Meme 4: salgo sull’aereo Avianca Bogota’-Quito. Subito prima del decollo l’iPhone mi segnala che siamo sotto di un goal. Mmm butta male.
Meme 5: atterro, sulla pista pioggia, l’iPhone non si connette. Orkatrota.
Meme 6: dal gate al controllo passaporti pubblicita’ di tutte le compagnie di telefonia mobile. Che d-o li abbia in gloria. Presto. Tutti
Meme 7: un wifi nemmeno a pagarlo
Meme 8: controllo passaporti. Benvenuto in Ecuador. Aggiustate la rete dati cazzo.
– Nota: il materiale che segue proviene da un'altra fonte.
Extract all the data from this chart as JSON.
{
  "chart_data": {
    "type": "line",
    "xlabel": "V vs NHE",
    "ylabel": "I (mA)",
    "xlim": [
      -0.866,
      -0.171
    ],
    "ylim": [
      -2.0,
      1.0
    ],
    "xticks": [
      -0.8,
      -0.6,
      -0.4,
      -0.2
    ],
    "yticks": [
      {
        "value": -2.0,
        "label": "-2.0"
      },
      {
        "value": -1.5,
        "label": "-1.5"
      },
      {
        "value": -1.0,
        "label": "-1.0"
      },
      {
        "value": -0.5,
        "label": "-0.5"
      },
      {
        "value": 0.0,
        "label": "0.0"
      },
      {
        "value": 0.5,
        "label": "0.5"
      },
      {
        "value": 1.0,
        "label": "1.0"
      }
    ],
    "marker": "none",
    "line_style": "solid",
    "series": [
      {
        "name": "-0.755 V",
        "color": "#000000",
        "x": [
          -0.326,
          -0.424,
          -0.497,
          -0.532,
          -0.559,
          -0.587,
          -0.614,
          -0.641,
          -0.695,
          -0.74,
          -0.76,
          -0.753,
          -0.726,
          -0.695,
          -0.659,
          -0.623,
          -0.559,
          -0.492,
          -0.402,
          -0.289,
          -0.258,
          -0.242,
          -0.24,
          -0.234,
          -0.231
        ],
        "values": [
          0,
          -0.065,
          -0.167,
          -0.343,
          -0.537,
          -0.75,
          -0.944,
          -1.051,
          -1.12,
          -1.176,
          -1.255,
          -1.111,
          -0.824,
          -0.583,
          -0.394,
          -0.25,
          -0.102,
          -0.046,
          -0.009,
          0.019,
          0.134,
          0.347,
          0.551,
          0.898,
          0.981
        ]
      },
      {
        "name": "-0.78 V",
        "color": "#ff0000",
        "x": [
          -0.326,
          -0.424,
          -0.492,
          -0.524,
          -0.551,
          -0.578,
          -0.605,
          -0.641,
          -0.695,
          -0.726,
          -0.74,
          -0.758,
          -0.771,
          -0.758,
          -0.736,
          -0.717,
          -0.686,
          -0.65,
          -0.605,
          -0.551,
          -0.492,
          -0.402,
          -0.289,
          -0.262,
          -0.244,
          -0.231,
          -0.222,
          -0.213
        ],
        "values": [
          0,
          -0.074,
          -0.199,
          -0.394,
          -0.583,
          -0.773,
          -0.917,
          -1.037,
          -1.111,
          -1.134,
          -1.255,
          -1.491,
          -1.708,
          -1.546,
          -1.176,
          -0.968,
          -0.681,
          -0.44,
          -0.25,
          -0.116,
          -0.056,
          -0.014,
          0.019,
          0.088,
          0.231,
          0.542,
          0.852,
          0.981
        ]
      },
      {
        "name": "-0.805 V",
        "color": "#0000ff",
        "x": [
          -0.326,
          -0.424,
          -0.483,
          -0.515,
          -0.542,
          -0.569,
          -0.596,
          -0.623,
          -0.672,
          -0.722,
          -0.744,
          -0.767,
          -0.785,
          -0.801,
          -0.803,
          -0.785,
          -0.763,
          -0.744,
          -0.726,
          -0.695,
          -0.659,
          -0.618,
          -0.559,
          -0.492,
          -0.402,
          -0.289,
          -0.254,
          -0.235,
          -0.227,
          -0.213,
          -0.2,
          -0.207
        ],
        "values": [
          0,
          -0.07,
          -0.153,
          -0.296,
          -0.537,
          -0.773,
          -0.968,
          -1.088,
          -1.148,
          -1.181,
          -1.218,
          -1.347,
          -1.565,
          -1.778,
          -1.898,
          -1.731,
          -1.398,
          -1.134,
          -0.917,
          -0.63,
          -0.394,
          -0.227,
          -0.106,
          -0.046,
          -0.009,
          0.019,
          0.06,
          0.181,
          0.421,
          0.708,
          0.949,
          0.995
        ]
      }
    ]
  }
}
Meme 9: esco dall’aeroporto, maxischermo 1-1. Poteva anche andare peggio. Siamo al 30esimo del secondo tempo
Meme 10: trasporto su un taxi, commentatore ecuadoregno esaltatissimo. Non si capisce una sega. Taxista tranquillo, arriviamo in meno di 10 minuti
Meme 11: entro nella hall, non faccio nemmeno check in, schermo. Un italiano sui 55 che e’ qui a cercare petrolio. Ha voglia di chiacchierare, io no.
Meme 12: la faccia di Lippi … quello la avete visto tutti.
Meme 13: vado a fare check-in. Buongiorno, desidera qualcosa da bere? Un caffe’? Un succo di KIWI? … con tutta la frutta che c’e’, proprio KIWI mi devi offrire? Che fai, sfotti?
Meme 14: sono in giro per Quito, c’e’ una promozione di Porta, compagnia di telefonia cellulare, quelli che non funzionano. Fanno sfidare la gente con dei palloni giganti. C’e’ un tizio grassoccio vestito di nero con scritto sulla schiena Arbitro.
Meme 15: si gira, faccia da ecuadoregno maanche faccia un po’ da cazzo. Strabismo divergente. Cazzo e’ LUI, o per lo meno gli assomiglia assai. L’ARBITRO MORENO!










Più che partita "memetica",è stata una partita del cavolo…..
Què boquita Andru! Quell'arbitro ha la faccia da pirla
@attilio … i mondiali nascono sotto i cavoli
@mariela … boquita? e chessara' mai? mi sono pure autocensurato un paio di volte :)
e la partita di domani? vediamo come/dove te la vedi?